The person using the AI tool is responsible for the output. AI-generated code must pass the same review process as human-written code. AI-generated customer communications must be reviewed by a human before sending. AI-generated analysis must be validated before presenting to clients or executives.

Making It Enforceable

A policy that relies on employee memory and good intentions will fail. Layer technical controls on top.

Network controls. Block access to consumer AI tool domains on the corporate network. This isn't foolproof (employees have phones), but it creates friction and signals organizational seriousness.

Centralized AI gateway. Route all AI API calls through a company-managed proxy that logs queries, checks for sensitive data patterns (credit card numbers, SSNs, API key formats), and blocks requests that violate policy. This is the most effective technical control because it catches violations in real time.

Account management. Require all AI tool access through company-managed accounts. No personal ChatGPT accounts for work use. Company accounts provide audit trails that personal accounts don't.

Code scanning. Add AI-generated code detection to your CI pipeline. Several tools can identify patterns characteristic of AI-generated code, flagging it for additional review. This doesn't prevent AI use — it ensures AI-generated code gets appropriate scrutiny.

The Quarterly Review

AI capabilities, pricing, and policies change rapidly. A policy written today may be obsolete in six months because a consumer tool added enterprise-grade data handling, or a new AI service emerged that the policy doesn't address.

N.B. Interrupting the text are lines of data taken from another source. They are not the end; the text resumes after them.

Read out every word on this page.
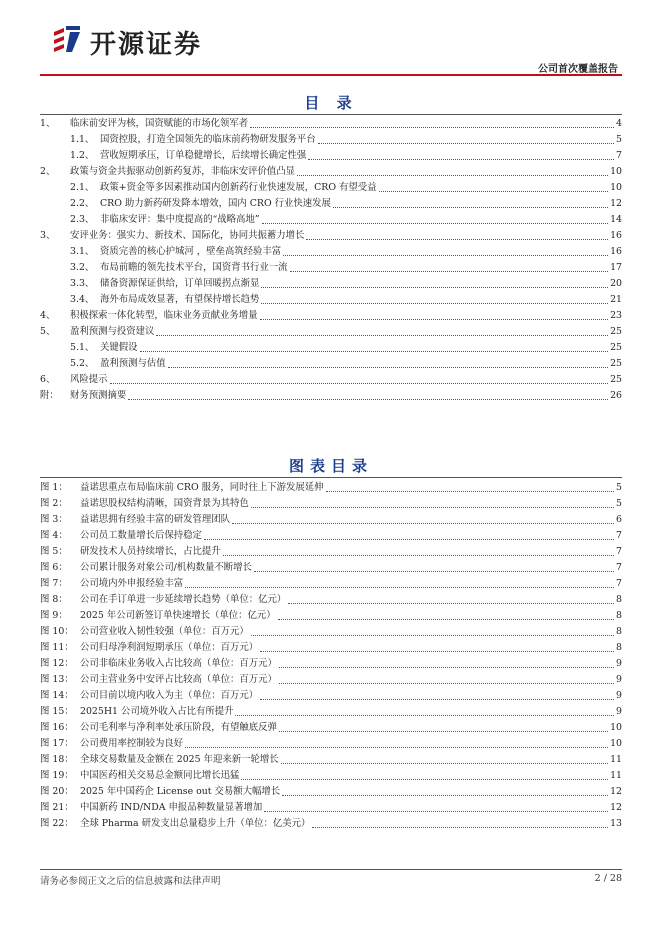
开源证券
公司首次覆盖报告
目 录
1、	临床前安评为核，国资赋能的市场化领军者	4
1.1、 国资控股，打造全国领先的临床前药物研发服务平台	5
1.2、 营收短期承压，订单稳健增长，后续增长确定性强	7
2、	政策与资金共振驱动创新药复苏，非临床安评价值凸显	10
2.1、 政策+资金等多因素推动国内创新药行业快速发展，CRO 有望受益	10
2.2、 CRO 助力新药研发降本增效，国内 CRO 行业快速发展	12
2.3、 非临床安评：集中度提高的“战略高地”	14
3、	安评业务：强实力、新技术、国际化，协同共振蓄力增长	16
3.1、 资质完善的核心护城河 ，壁垒高筑经验丰富	16
3.2、 布局前瞻的领先技术平台，国资背书行业一流	17
3.3、 储备资源保证供给，订单回暖拐点渐显	20
3.4、 海外布局成效显著，有望保持增长趋势	21
4、	积极探索一体化转型，临床业务贡献业务增量	23
5、	盈利预测与投资建议	25
5.1、 关键假设	25
5.2、 盈利预测与估值	25
6、	风险提示	25
附：	财务预测摘要	26
图表目录
图 1：	益诺思重点布局临床前 CRO 服务，同时往上下游发展延伸	5
图 2：	益诺思股权结构清晰，国资背景为其特色	5
图 3：	益诺思拥有经验丰富的研发管理团队	6
图 4：	公司员工数量增长后保持稳定	7
图 5：	研发技术人员持续增长，占比提升	7
图 6：	公司累计服务对象公司/机构数量不断增长	7
图 7：	公司境内外申报经验丰富	7
图 8：	公司在手订单进一步延续增长趋势（单位：亿元）	8
图 9：	2025 年公司新签订单快速增长（单位：亿元）	8
图 10： 公司营业收入韧性较强（单位：百万元）	8
图 11： 公司归母净利润短期承压（单位：百万元）	8
图 12： 公司非临床业务收入占比较高（单位：百万元）	9
图 13： 公司主营业务中安评占比较高（单位：百万元）	9
图 14： 公司目前以境内收入为主（单位：百万元）	9
图 15： 2025H1 公司境外收入占比有所提升	9
图 16： 公司毛利率与净利率处承压阶段，有望触底反弹	10
图 17： 公司费用率控制较为良好	10
图 18： 全球交易数量及金额在 2025 年迎来新一轮增长	11
图 19： 中国医药相关交易总金额同比增长迅猛	11
图 20： 2025 年中国药企 License out 交易额大幅增长	12
图 21： 中国新药 IND/NDA 申报品种数量显著增加	12
图 22： 全球 Pharma 研发支出总量稳步上升（单位：亿美元）	13
请务必参阅正文之后的信息披露和法律声明	2 / 28
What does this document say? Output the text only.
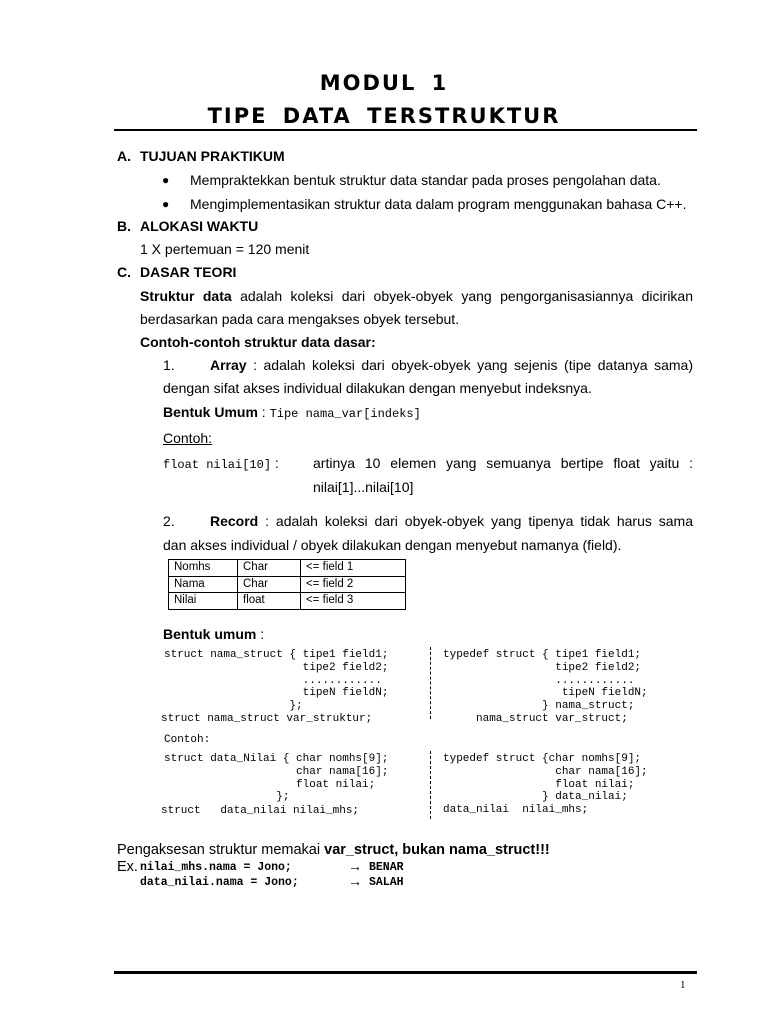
MODUL 1
TIPE DATA TERSTRUKTUR
A. TUJUAN PRAKTIKUM
● Mempraktekkan bentuk struktur data standar pada proses pengolahan data.
● Mengimplementasikan struktur data dalam program menggunakan bahasa C++.
B. ALOKASI WAKTU
1 X pertemuan = 120 menit
C. DASAR TEORI
Struktur data adalah koleksi dari obyek-obyek yang pengorganisasiannya dicirikan
berdasarkan pada cara mengakses obyek tersebut.
Contoh-contoh struktur data dasar:
1.	Array : adalah koleksi dari obyek-obyek yang sejenis (tipe datanya sama)
dengan sifat akses individual dilakukan dengan menyebut indeksnya.
Bentuk Umum : Tipe nama_var[indeks]
Contoh:
float nilai[10] : artinya 10 elemen yang semuanya bertipe float yaitu :
nilai[1]...nilai[10]
2.	Record : adalah koleksi dari obyek-obyek yang tipenya tidak harus sama
dan akses individual / obyek dilakukan dengan menyebut namanya (field).
Nomhs	Char	<= field 1
Nama	Char	<= field 2
Nilai	float	<= field 3
Bentuk umum :
struct nama_struct { tipe1 field1;
tipe2 field2;
............
tipeN fieldN;
};

struct nama_struct var_struktur;
Contoh:
struct data_Nilai { char nomhs[9];
char nama[16];
float nilai;
};

struct   data_nilai nilai_mhs;
typedef struct { tipe1 field1;
tipe2 field2;
............
tipeN fieldN;
} nama_struct;
nama_struct var_struct;
typedef struct {char nomhs[9];
char nama[16];
float nilai;
} data_nilai;
data_nilai  nilai_mhs;
Pengaksesan struktur memakai var_struct, bukan nama_struct!!!
Ex. nilai_mhs.nama = Jono;	→ BENAR
data_nilai.nama = Jono;	→ SALAH
1
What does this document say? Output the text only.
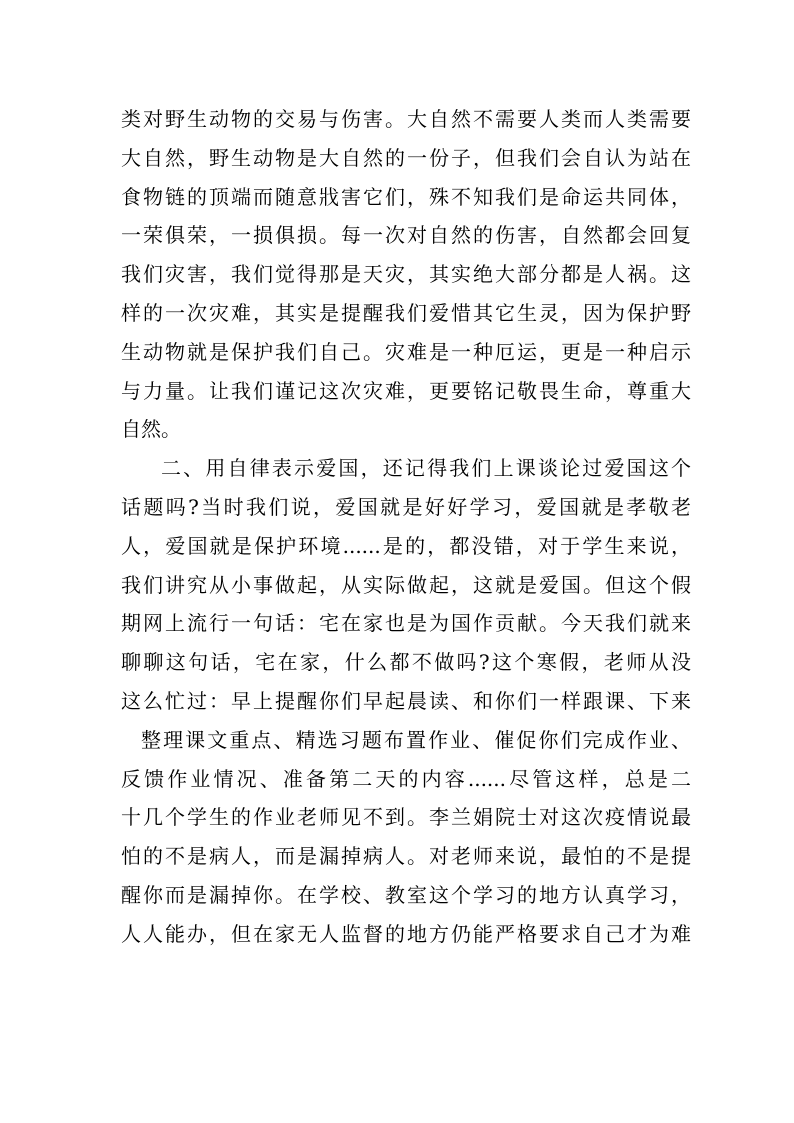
类对野生动物的交易与伤害。大自然不需要人类而人类需要
大自然，野生动物是大自然的一份子，但我们会自认为站在
食物链的顶端而随意戕害它们，殊不知我们是命运共同体，
一荣俱荣，一损俱损。每一次对自然的伤害，自然都会回复
我们灾害，我们觉得那是天灾，其实绝大部分都是人祸。这
样的一次灾难，其实是提醒我们爱惜其它生灵，因为保护野
生动物就是保护我们自己。灾难是一种厄运，更是一种启示
与力量。让我们谨记这次灾难，更要铭记敬畏生命，尊重大
自然。
二、用自律表示爱国，还记得我们上课谈论过爱国这个
话题吗?当时我们说，爱国就是好好学习，爱国就是孝敬老
人，爱国就是保护环境......是的，都没错，对于学生来说，
我们讲究从小事做起，从实际做起，这就是爱国。但这个假
期网上流行一句话：宅在家也是为国作贡献。今天我们就来
聊聊这句话，宅在家，什么都不做吗?这个寒假，老师从没
这么忙过：早上提醒你们早起晨读、和你们一样跟课、下来
整理课文重点、精选习题布置作业、催促你们完成作业、
反馈作业情况、准备第二天的内容......尽管这样，总是二
十几个学生的作业老师见不到。李兰娟院士对这次疫情说最
怕的不是病人，而是漏掉病人。对老师来说，最怕的不是提
醒你而是漏掉你。在学校、教室这个学习的地方认真学习，
人人能办，但在家无人监督的地方仍能严格要求自己才为难
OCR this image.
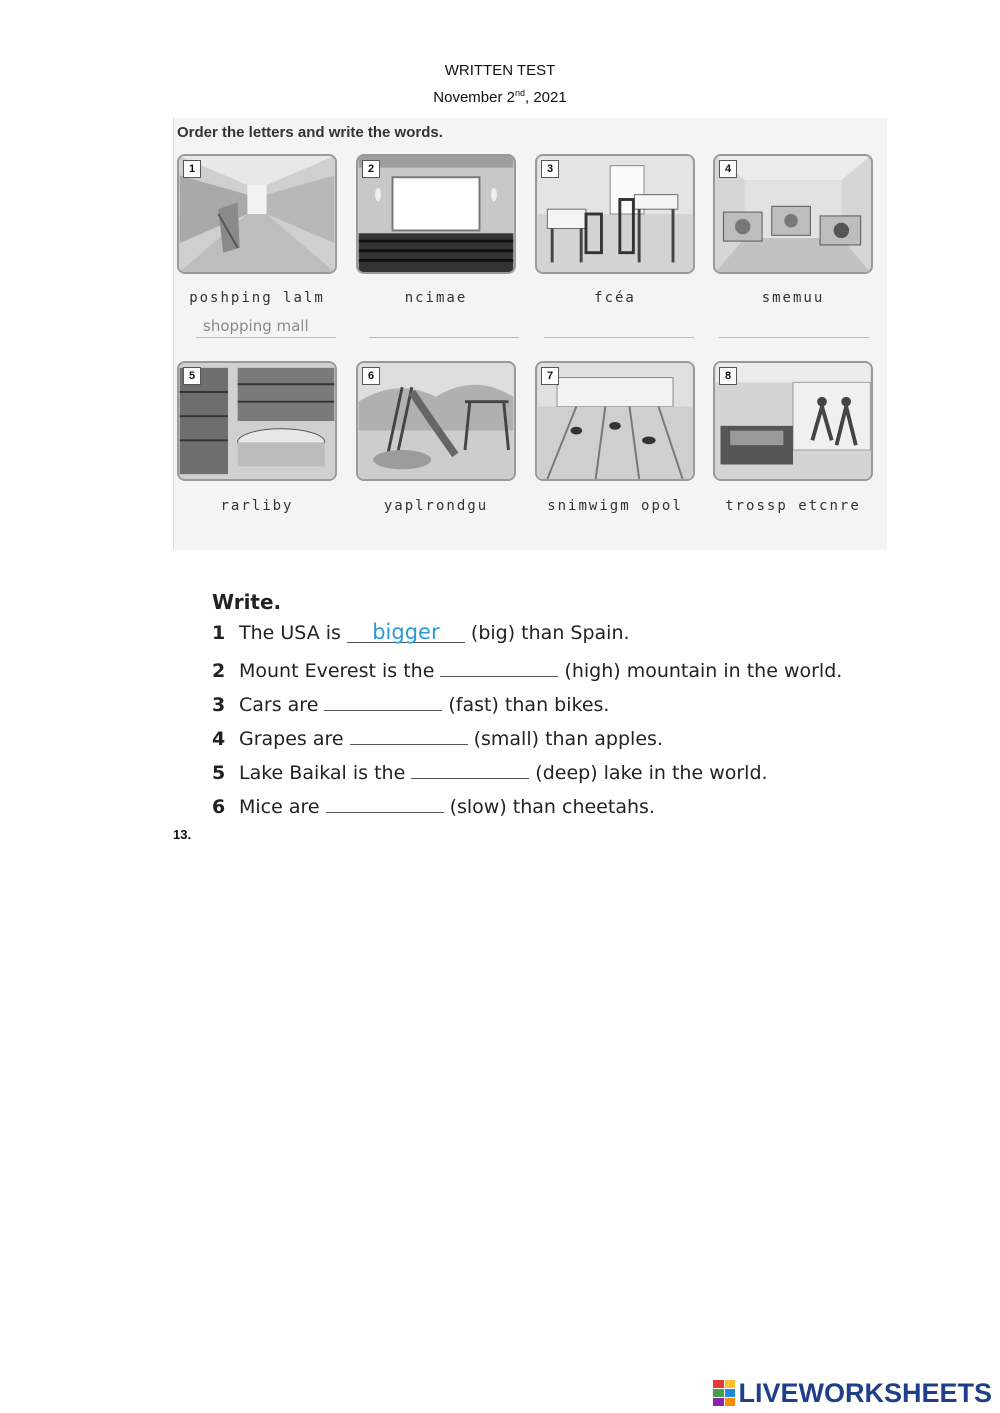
WRITTEN TEST
November 2nd, 2021
Order the letters and write the words.
1	2	3	4
poshping lalm	ncimae	fcéa	smemuu
shopping mall
5	6	7	8
rarliby	yaplrondgu	snimwigm opol	trossp etcnre
Write.
1 The USA is bigger (big) than Spain.
2 Mount Everest is the	(high) mountain in the world.
3 Cars are	(fast) than bikes.
4 Grapes are	(small) than apples.
5 Lake Baikal is the	(deep) lake in the world.
6 Mice are	(slow) than cheetahs.
13.
LIVEWORKSHEETS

Review and update the policy quarterly. The review should cover: have any approved tools changed their data handling policies? Are there new AI tools the team wants to use that need evaluation? Have there been any policy violations, and do they indicate a gap in the policy or the controls? Are the technical controls still effective?

The review takes 2 hours. It's not a bureaucratic exercise — it's how you keep the balance between productivity and protection as the AI landscape evolves.